After two years of living on cheap beer and little else in a bitterly cold tiny cabin outside an abandoned, crumbling mansion, young programmers Shawn Eagle and Billy Stafford have created something that could make them rich: a revolutionary computer they name Eagle Logic.
But the hard work and escalating tension have not been kind to their once solid friendship—Shawn’s girlfriend Emily has left him for Billy, and a third partner has disappeared under mysterious circumstances. While Billy walks away with Emily, Shawn takes Eagle Logic, which he uses to build a multi-billion-dollar company that eventually outshines Apple, Google, and Microsoft combined.
Years later, Billy is a failure, beset by poverty and addiction, and Shawn is the most famous man in the world. Unable to let the past be forgotten, Shawn decides to resurrect his and Billy’s biggest failure: a next-generation computer program named Nellie that can control a house’s every function. He decides to set it up in the abandoned mansion they worked near all those years ago. But something about Nellie isn’t right—and the reconstruction of the mansion is plagued by accidental deaths. Shawn is forced to bring Billy back, despite their longstanding mutual hatred, to discover and destroy the evil that lurks in the source code.

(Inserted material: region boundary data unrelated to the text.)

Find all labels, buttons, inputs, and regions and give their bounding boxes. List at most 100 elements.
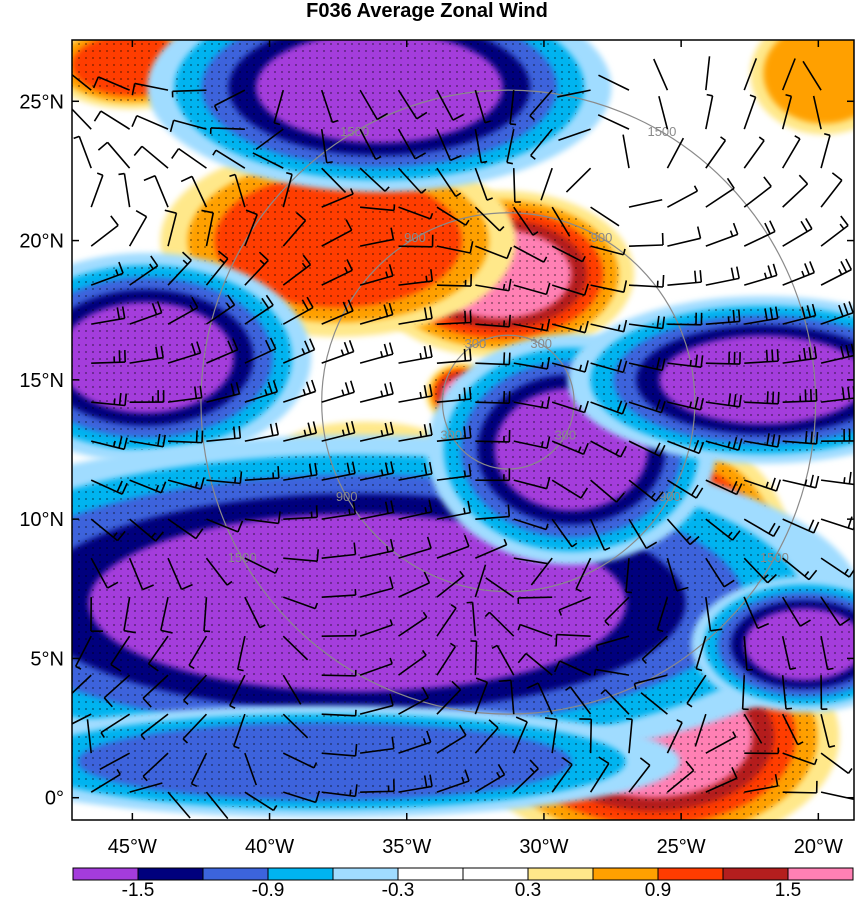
wind-barb-staff <box>205 212 215 247</box>
wind-barb-flag <box>180 175 193 183</box>
wind-barb-flag <box>555 634 558 647</box>
wind-barb-flag <box>847 768 853 774</box>
wind-barb-flag <box>133 145 143 157</box>
wind-barb-staff <box>173 119 207 130</box>
wind-barb <box>321 340 355 364</box>
wind-barb-flag <box>235 382 241 395</box>
wind-barb <box>782 780 818 794</box>
wind-barb-flag <box>541 361 544 369</box>
wind-barb <box>252 152 284 169</box>
wind-barb-staff <box>134 82 169 91</box>
wind-region-positive <box>750 40 854 135</box>
wind-barb-flag <box>685 760 695 772</box>
wind-barb <box>359 736 395 754</box>
wind-barb <box>129 479 167 494</box>
wind-barb-flag <box>182 259 189 265</box>
wind-barb-flag <box>340 349 345 356</box>
wind-barb-staff <box>513 440 548 450</box>
wind-barb-flag <box>160 345 164 358</box>
wind-barb-staff <box>397 128 416 160</box>
wind-barb-staff <box>537 682 553 715</box>
wind-barb <box>92 76 130 91</box>
wind-barb <box>72 674 92 695</box>
wind-barb-staff <box>436 321 471 325</box>
wind-barb <box>590 440 627 458</box>
wind-barb-flag <box>352 501 357 515</box>
wind-barb-staff <box>589 719 593 754</box>
wind-barb-staff <box>820 713 830 748</box>
wind-barb <box>517 652 553 676</box>
wind-barb-staff <box>283 557 318 563</box>
wind-barb-staff <box>820 479 854 486</box>
wind-barb-staff <box>90 773 121 793</box>
wind-barb-staff <box>506 128 515 163</box>
wind-barb-flag <box>617 359 623 372</box>
colorbar-label: -1.5 <box>122 880 155 900</box>
wind-barb <box>474 167 493 201</box>
wind-barb-staff <box>513 479 547 490</box>
wind-barb-flag <box>737 438 743 451</box>
wind-barb-flag <box>772 263 778 276</box>
wind-barb <box>743 518 781 537</box>
wind-barb-flag <box>517 652 527 664</box>
wind-barb-flag <box>123 437 128 450</box>
wind-barb <box>475 429 511 443</box>
wind-barb <box>90 172 104 208</box>
wind-barb-staff <box>321 713 356 717</box>
wind-barb-flag <box>191 782 198 788</box>
wind-barb-staff <box>78 136 92 169</box>
wind-barb <box>781 635 797 671</box>
wind-barb <box>359 89 389 121</box>
wind-barb-flag <box>232 426 236 439</box>
wind-barb <box>93 110 131 130</box>
wind-barb <box>475 352 511 366</box>
colorbar-swatch <box>202 867 269 881</box>
wind-barb-flag <box>286 171 293 176</box>
wind-barb-flag <box>475 677 488 684</box>
wind-barb-staff <box>206 349 239 364</box>
wind-barb-flag <box>468 425 472 438</box>
wind-barb <box>167 385 203 403</box>
wind-barb-flag <box>600 689 606 695</box>
wind-barb <box>110 635 131 672</box>
wind-barb <box>282 171 293 208</box>
wind-barb-flag <box>813 521 820 534</box>
wind-barb-flag <box>622 360 628 373</box>
wind-barb <box>73 135 92 169</box>
wind-barb-flag <box>615 448 620 455</box>
wind-barb-flag <box>695 487 704 499</box>
wind-barb-staff <box>136 114 169 130</box>
wind-barb <box>782 431 819 445</box>
wind-barb-staff <box>436 689 462 715</box>
wind-barb-flag <box>772 525 781 537</box>
wind-barb <box>205 250 229 286</box>
wind-barb-staff <box>666 479 697 499</box>
wind-barb-staff <box>397 167 423 194</box>
wind-barb-flag <box>385 545 389 553</box>
wind-barb-flag <box>578 364 583 371</box>
wind-barb-flag <box>315 505 319 518</box>
wind-barb-staff <box>359 624 393 637</box>
wind-contour-fill <box>763 40 854 124</box>
wind-barb <box>90 261 124 286</box>
wind-barb-staff <box>282 219 307 247</box>
wind-barb-flag <box>507 504 511 517</box>
wind-barb <box>498 679 515 715</box>
wind-barb-staff <box>513 401 548 410</box>
x-tick-label: 25°W <box>657 836 706 858</box>
wind-barb <box>282 296 314 325</box>
range-ring-label: 900 <box>591 230 613 245</box>
wind-barb-flag <box>380 429 384 437</box>
wind-barb-flag <box>421 649 427 656</box>
wind-barb-staff <box>205 258 229 286</box>
wind-barb-flag <box>115 269 119 276</box>
wind-barb-flag <box>301 262 307 269</box>
wind-barb-staff <box>160 596 169 631</box>
wind-barb-flag <box>532 231 539 236</box>
wind-barb-flag <box>346 259 353 271</box>
colorbar-swatch <box>592 867 659 881</box>
wind-barb-flag <box>384 186 390 192</box>
wind-barb <box>622 134 630 169</box>
wind-barb <box>233 713 246 749</box>
wind-barb-flag <box>757 622 770 630</box>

The Mansion is a tale stricken with ghosts of the past–but not the sort that haunt. Rather, in this novel by Ezekiel Boone, much of the elements that one might describe as horrific simply don’t exist. If you’re picking up The Mansion to find out what goes wrong in an automated house, I’d suggest Dean Koontz’s Demon Seed instead because this story crawls at a dreadfully slow pace.

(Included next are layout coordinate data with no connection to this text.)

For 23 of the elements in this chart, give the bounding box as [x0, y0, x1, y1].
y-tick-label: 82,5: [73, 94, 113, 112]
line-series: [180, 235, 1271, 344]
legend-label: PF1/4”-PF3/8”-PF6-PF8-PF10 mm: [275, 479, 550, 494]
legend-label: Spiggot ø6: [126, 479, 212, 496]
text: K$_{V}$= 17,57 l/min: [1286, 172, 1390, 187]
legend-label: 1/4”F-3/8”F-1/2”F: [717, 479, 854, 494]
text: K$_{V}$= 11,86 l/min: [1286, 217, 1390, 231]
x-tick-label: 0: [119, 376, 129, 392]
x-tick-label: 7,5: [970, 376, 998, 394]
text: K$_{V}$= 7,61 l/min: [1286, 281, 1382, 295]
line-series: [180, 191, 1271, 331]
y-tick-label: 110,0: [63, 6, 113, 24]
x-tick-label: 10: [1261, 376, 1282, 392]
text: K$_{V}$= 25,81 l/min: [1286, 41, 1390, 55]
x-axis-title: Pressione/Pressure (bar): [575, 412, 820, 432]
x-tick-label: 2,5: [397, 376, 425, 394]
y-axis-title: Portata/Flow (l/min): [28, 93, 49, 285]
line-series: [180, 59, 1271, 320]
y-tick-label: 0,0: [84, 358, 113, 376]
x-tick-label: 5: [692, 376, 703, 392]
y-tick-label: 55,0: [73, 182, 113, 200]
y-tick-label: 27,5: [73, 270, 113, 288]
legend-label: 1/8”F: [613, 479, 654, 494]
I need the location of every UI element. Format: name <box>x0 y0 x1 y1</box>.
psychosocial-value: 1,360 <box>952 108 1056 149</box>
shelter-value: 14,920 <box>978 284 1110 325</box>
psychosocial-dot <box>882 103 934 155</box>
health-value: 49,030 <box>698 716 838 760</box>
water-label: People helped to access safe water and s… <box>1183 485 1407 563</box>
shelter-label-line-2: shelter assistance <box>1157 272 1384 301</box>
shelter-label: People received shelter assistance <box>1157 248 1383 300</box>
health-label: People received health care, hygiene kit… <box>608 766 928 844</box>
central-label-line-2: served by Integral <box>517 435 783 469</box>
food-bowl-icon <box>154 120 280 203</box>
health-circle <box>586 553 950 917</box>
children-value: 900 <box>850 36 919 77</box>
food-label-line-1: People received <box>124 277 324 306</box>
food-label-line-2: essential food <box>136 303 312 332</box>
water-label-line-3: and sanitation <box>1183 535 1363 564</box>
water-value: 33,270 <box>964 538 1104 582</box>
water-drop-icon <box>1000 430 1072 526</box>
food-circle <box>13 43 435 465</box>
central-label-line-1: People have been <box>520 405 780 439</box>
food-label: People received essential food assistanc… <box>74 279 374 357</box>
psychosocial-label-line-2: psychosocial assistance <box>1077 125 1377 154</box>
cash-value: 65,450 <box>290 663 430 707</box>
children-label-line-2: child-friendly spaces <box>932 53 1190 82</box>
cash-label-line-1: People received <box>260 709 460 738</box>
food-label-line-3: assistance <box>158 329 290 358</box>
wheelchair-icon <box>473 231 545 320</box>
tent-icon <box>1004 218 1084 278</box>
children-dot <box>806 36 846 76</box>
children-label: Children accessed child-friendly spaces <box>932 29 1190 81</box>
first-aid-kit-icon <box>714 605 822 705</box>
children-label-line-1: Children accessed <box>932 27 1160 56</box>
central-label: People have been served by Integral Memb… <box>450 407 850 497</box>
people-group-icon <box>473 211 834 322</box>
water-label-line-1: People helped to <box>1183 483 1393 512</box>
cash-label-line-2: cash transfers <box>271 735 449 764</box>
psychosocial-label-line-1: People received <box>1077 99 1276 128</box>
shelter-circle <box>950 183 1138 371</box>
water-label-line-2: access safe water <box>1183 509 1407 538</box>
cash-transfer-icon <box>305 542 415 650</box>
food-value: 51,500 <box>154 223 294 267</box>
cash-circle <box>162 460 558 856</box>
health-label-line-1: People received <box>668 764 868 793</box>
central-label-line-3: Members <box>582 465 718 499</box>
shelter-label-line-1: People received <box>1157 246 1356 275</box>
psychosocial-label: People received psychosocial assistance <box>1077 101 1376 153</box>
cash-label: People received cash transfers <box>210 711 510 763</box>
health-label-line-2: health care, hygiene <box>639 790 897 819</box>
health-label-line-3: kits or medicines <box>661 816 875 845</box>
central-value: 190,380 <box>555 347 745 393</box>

The story centers around a rather messy love triangle. One girl, two guys, they both want her, and beyond that there’s little use for her character in the story. Much of the book’s plot consists of exposition, exposition, and even more exposition. You’ll learn all the faults and flaws of the characters, you’ll learn their childhood histories, you’ll hear their sob stories. It’s not until the final ten percent of the book that you’ll actually get a chance to see some action, and even then it’s still rather tame by horror standards. Amongst all this exposition, we learn of the wedge driven between Billy and Shawn, as well as a mysterious third person, Takata, whose whereabouts are unknown. Despite playing somewhat of a role in the book, he’s mostly an unnecessary character.
Speaking of characters, The Mansion has a rather small roster of them, and they’re all traumatized. With the exception of one, and she’s objectified. Billy has an addiction problem. Shawn is a pretentious nitwit that thinks the entire world revolves around him. Emily is simply there to fuel a fire between these two masculine characters who have devalued themselves to the point that now, years and years later on down the road, are still fighting over the same girl–and no one asks her what she wants at any point in the story. Poor Emily. There’s also the twins. They’re creepy. Really creepy. And no one seems to acknowledge that? Hello, realism?

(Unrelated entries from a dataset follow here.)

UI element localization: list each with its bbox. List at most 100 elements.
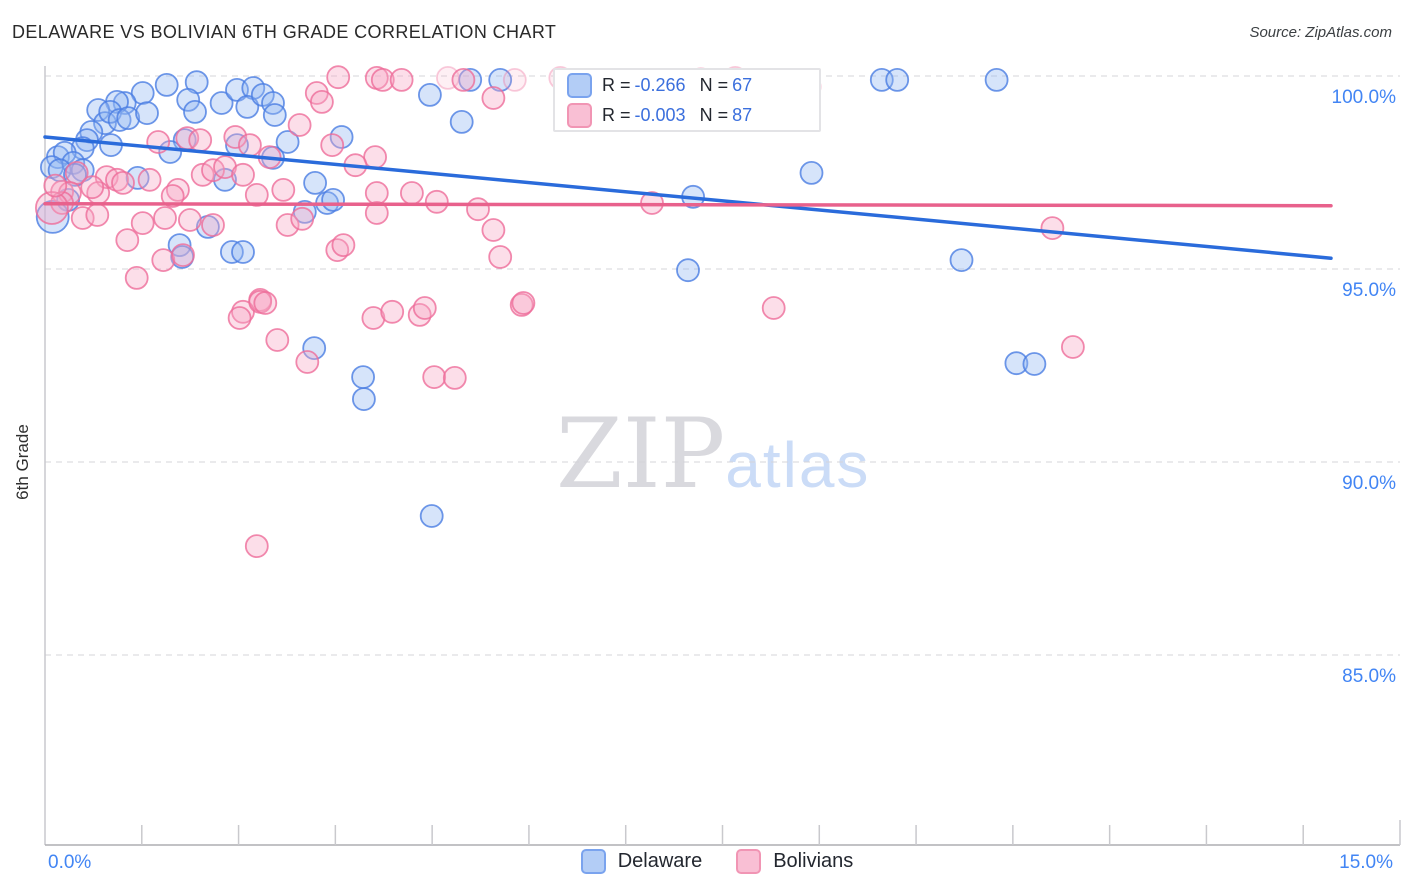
n-label: N =: [699, 74, 729, 95]
r-label: R =: [602, 104, 631, 125]
scatter-point-bolivians: [502, 68, 527, 92]
scatter-point-bolivians: [481, 86, 506, 110]
x-axis-max-label: 15.0%: [1339, 852, 1393, 873]
r-value-delaware: -0.266: [634, 74, 686, 95]
delaware-swatch-icon: [567, 72, 592, 98]
scatter-point-bolivians: [364, 201, 389, 225]
scatter-point-delaware: [35, 199, 70, 234]
x-axis-min-label: 0.0%: [48, 852, 92, 873]
scatter-point-bolivians: [188, 128, 213, 153]
scatter-point-bolivians: [287, 113, 312, 137]
legend-row-bolivians: R = -0.003 N = 87: [567, 102, 819, 128]
scatter-point-bolivians: [85, 203, 110, 227]
scatter-point-delaware: [235, 95, 260, 119]
scatter-point-bolivians: [111, 170, 135, 195]
scatter-point-delaware: [321, 187, 346, 212]
scatter-point-bolivians: [153, 206, 177, 230]
scatter-point-bolivians: [481, 218, 506, 242]
scatter-point-bolivians: [363, 145, 388, 170]
scatter-point-bolivians: [380, 299, 405, 324]
scatter-point-bolivians: [331, 233, 356, 258]
chart-title: DELAWARE VS BOLIVIAN 6TH GRADE CORRELATI…: [12, 22, 557, 42]
trend-line-delaware: [43, 135, 1333, 260]
scatter-point-delaware: [93, 111, 117, 135]
scatter-point-delaware: [125, 165, 150, 190]
n-label: N =: [699, 104, 729, 125]
scatter-point-bolivians: [1040, 216, 1065, 241]
scatter-point-bolivians: [35, 191, 69, 225]
scatter-point-bolivians: [364, 181, 389, 205]
n-value-delaware: 67: [732, 74, 753, 95]
scatter-point-delaware: [213, 167, 237, 192]
legend-item-delaware: Delaware: [580, 849, 702, 874]
series-legend: Delaware Bolivians: [14, 849, 1406, 874]
scatter-point-delaware: [417, 83, 442, 107]
scatter-point-delaware: [158, 140, 183, 164]
scatter-point-delaware: [86, 98, 111, 122]
scatter-point-delaware: [176, 88, 201, 112]
scatter-point-delaware: [458, 68, 483, 92]
scatter-point-delaware: [885, 68, 910, 92]
scatter-point-bolivians: [326, 65, 351, 90]
scatter-point-bolivians: [137, 167, 162, 192]
scatter-point-delaware: [676, 258, 700, 283]
scatter-point-bolivians: [177, 208, 202, 232]
scatter-point-bolivians: [70, 206, 95, 230]
scatter-point-bolivians: [244, 182, 269, 207]
scatter-point-bolivians: [466, 197, 490, 222]
scatter-point-delaware: [303, 170, 328, 195]
legend-item-bolivians: Bolivians: [736, 849, 853, 874]
scatter-point-delaware: [351, 387, 376, 412]
n-value-bolivians: 87: [732, 104, 753, 125]
scatter-point-bolivians: [412, 296, 437, 320]
scatter-point-delaware: [275, 130, 300, 154]
scatter-point-delaware: [154, 73, 179, 97]
scatter-point-bolivians: [361, 306, 386, 330]
scatter-point-delaware: [116, 106, 141, 130]
scatter-point-bolivians: [442, 365, 467, 390]
scatter-point-bolivians: [320, 133, 345, 158]
scatter-point-bolivians: [201, 213, 225, 237]
scatter-point-delaware: [351, 365, 376, 390]
scatter-point-delaware: [209, 91, 234, 115]
scatter-point-bolivians: [160, 184, 185, 208]
scatter-point-delaware: [1004, 351, 1029, 376]
scatter-point-bolivians: [271, 177, 296, 202]
scatter-point-bolivians: [488, 245, 513, 269]
scatter-point-bolivians: [422, 365, 447, 390]
scatter-point-bolivians: [511, 291, 536, 315]
scatter-point-delaware: [488, 68, 513, 92]
scatter-point-bolivians: [227, 306, 252, 330]
scatter-point-bolivians: [451, 68, 476, 92]
scatter-point-delaware: [262, 103, 287, 127]
scatter-point-bolivians: [389, 68, 414, 92]
scatter-point-bolivians: [115, 228, 140, 253]
scatter-point-bolivians: [309, 90, 334, 114]
scatter-point-delaware: [231, 240, 255, 264]
scatter-point-delaware: [135, 101, 159, 125]
scatter-point-delaware: [183, 100, 207, 124]
scatter-point-bolivians: [130, 211, 155, 236]
scatter-point-bolivians: [151, 248, 176, 273]
y-tick-label: 90.0%: [1342, 473, 1396, 494]
scatter-point-delaware: [949, 248, 974, 273]
delaware-swatch-icon: [580, 849, 606, 874]
scatter-point-bolivians: [399, 181, 424, 205]
scatter-point-bolivians: [237, 133, 262, 158]
scatter-point-delaware: [130, 81, 155, 105]
scatter-point-bolivians: [231, 162, 255, 187]
scatter-point-bolivians: [370, 68, 395, 92]
scatter-point-bolivians: [761, 296, 786, 320]
scatter-point-bolivians: [265, 328, 290, 352]
scatter-point-bolivians: [253, 291, 278, 315]
scatter-point-bolivians: [290, 206, 315, 231]
scatter-point-delaware: [329, 125, 354, 149]
legend-row-delaware: R = -0.266 N = 67: [567, 72, 819, 98]
source-credit: Source: ZipAtlas.com: [1249, 24, 1392, 41]
scatter-point-bolivians: [424, 189, 449, 214]
y-tick-label: 95.0%: [1342, 280, 1396, 301]
scatter-point-bolivians: [124, 265, 149, 290]
y-axis-title: 6th Grade: [13, 424, 32, 500]
scatter-point-bolivians: [295, 350, 320, 374]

Development. That’s an important part of a book, and The Mansion severely lacks it. There’s no development in the plot for 90% of the book. There’s absolutely no character development for Wendy, who is described as a black woman that looks like she walked out of a Victoria’s Secret magazine (or something along those lines). In fact, poor Wendy gets the short end of the stick all around. She’s the oddball out in this little teenaged drama hissy fit.
The Mansion simply falls horribly flat all around. The writing style was good, and it wasn’t so awful that I could’t complete reading the book, but it’s definitely not a title I’d recommend to a horror fan. A romance-thriller sort? Maybe. But not horror.
I received this book from NetGalley and the publisher in exchange for an honest review.